И все же взгляд Брайса, сформировавшийся к концу XIX в., оказался поистине пророческим. Маркс и Ницше способствовали оформлению кризисов XX в.: именно к их идеям обращаются люди, когда стремятся к политической трансформации. Однако совокупный эффект тех же кризисов соответствует схеме, изложенной Брайсом, а до него – Токвилем: провал ведет к успеху, успех – к провалу, а истины, которые могли бы устранить разрыв между первым и вторым, всегда остаются недостижимыми. Мы все еще читаем Маркса и Ницше, поскольку хотим, чтобы кризисы стали моментами истины. Но Токвиль обнаруживает, что моменты истины демократии являются иллюзиями. Демократия худо-бедно разбирается с войной и революционными переменами, но путаница, ей свойственная, никуда не исчезает, а прогресс все так же неумолим. Она никогда не пробуждается в полной мере и никогда полностью не взрослеет. И это приводит к тому положению, в котором мы находимся сегодня.
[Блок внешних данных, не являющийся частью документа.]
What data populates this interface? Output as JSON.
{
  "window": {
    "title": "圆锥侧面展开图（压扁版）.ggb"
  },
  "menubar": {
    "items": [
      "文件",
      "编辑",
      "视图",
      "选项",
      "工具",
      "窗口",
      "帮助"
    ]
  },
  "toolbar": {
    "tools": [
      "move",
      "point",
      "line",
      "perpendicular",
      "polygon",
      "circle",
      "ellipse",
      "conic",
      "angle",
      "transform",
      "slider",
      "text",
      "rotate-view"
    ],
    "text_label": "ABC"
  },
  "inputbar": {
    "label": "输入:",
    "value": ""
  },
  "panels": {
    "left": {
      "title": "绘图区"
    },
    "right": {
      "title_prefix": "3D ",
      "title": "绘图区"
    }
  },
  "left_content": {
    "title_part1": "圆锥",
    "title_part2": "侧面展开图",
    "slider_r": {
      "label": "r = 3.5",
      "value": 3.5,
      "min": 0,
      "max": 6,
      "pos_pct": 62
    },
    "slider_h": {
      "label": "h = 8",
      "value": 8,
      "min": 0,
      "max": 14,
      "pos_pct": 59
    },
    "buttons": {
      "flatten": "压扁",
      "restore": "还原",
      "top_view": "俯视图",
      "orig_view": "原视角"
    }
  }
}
Чтобы понять, как мы дошли до этого, я собираюсь рассказать историю семи кризисов, случившихся за последние 100 лет в стабильных демократиях. Кризисы демократии в XIX столетии были слишком беспорядочными, чтобы подтвердить истину слов Токвиля: демократия еще не утвердилась в достаточной мере, чтобы показать, каков будет ее порядок. Именно XX веку было суждено доказать, что Токвиль был прав, и началось это с войны, которая должна была положить конец всем будущим войнам, а также с всемирно-исторического триумфа демократии в 1918 г., который обернулся чем-то совершенно иным.
Глава I
1918: Ложный рассвет
Кризис
30 июня 1918 г., ровно посередине года, французский писатель Эдуард Эстонье объявил, что борьба за цивилизацию закончена. Первая мировая война, которая к тому времени тянулась уже почти четыре года, была проиграна. Немцы добились решающего прорыва и подошли к Парижу на расстояние 50 миль, достаточное, чтобы постоянно бомбардировать город. Вскоре Париж должен был пасть, поскольку ничто не могло помешать немецкой армии развить свое преимущество и разбить деморализованных противников. Немцы должны были войти в город-призрак; многие парижане уже сбежали из города, который все больше походил на морг. Ничего не поделаешь. Победа доставалась людям, которые хотели ее больше и были готовы сделать все возможное, лишь бы заполучить ее. Эстонье сетовал на то, что на протяжении всей истории человечества в борьбе варварства и цивилизации в конечном счете всегда побеждало варварство[9].
Но Эстонье ошибся по двум пунктам. Во-первых, это не была борьба варварства и цивилизации. Она превратилась в нечто совершенное иное, в сражение демократии с автократией. Не все цивилизации являются демократиями; а демократии не всегда цивилизованы. Во-вторых, борьба не была проиграна. На самом деле вскоре она будет выиграна. Через несколько недель немецкое наступление будет окончательно остановлено, а немецкая армия спустя несколько месяцев приступит к масштабному отступлению. Германская и Австро-Венгерская империи рухнули еще до конца того же года, их руководство оказалось в полном замешательстве, а политические системы были низвергнуты. Франция, Великобритания и США должны были вот-вот одержать оглушительную победу. Демократия стояла на пороге величайшего триумфа в своей истории.
Вселенская тоска Эстонье хорошо передает полную неожиданность этого триумфа. В первой половине 1918 г. широко распространилось ощущение, что в окончательном сражении между автократией и демократией автократия окажется сильнее. Демократии были сражены не паникой или откровенным пораженчеством, а чувством изнурительной инерции. Давно уже было подозрение, что им не хватает решимости, необходимой для тотальной войны. Париж обезлюдел не за одно мгновение, не в спешном порядке; люди просто постепенно «вымывались», отправлялись в деревню, а потом просто не возвращались. Британская и французская армии не то чтобы явно отступали; их просто шаг за шагом оттесняли назад. Казалось, что политики не способны переломить ситуацию. Самое большее – они могли цепляться за достигнутое, надеясь на лучшие дни. Как же они могли сравниться в безжалостной целеустремленности с военными правителями Германии?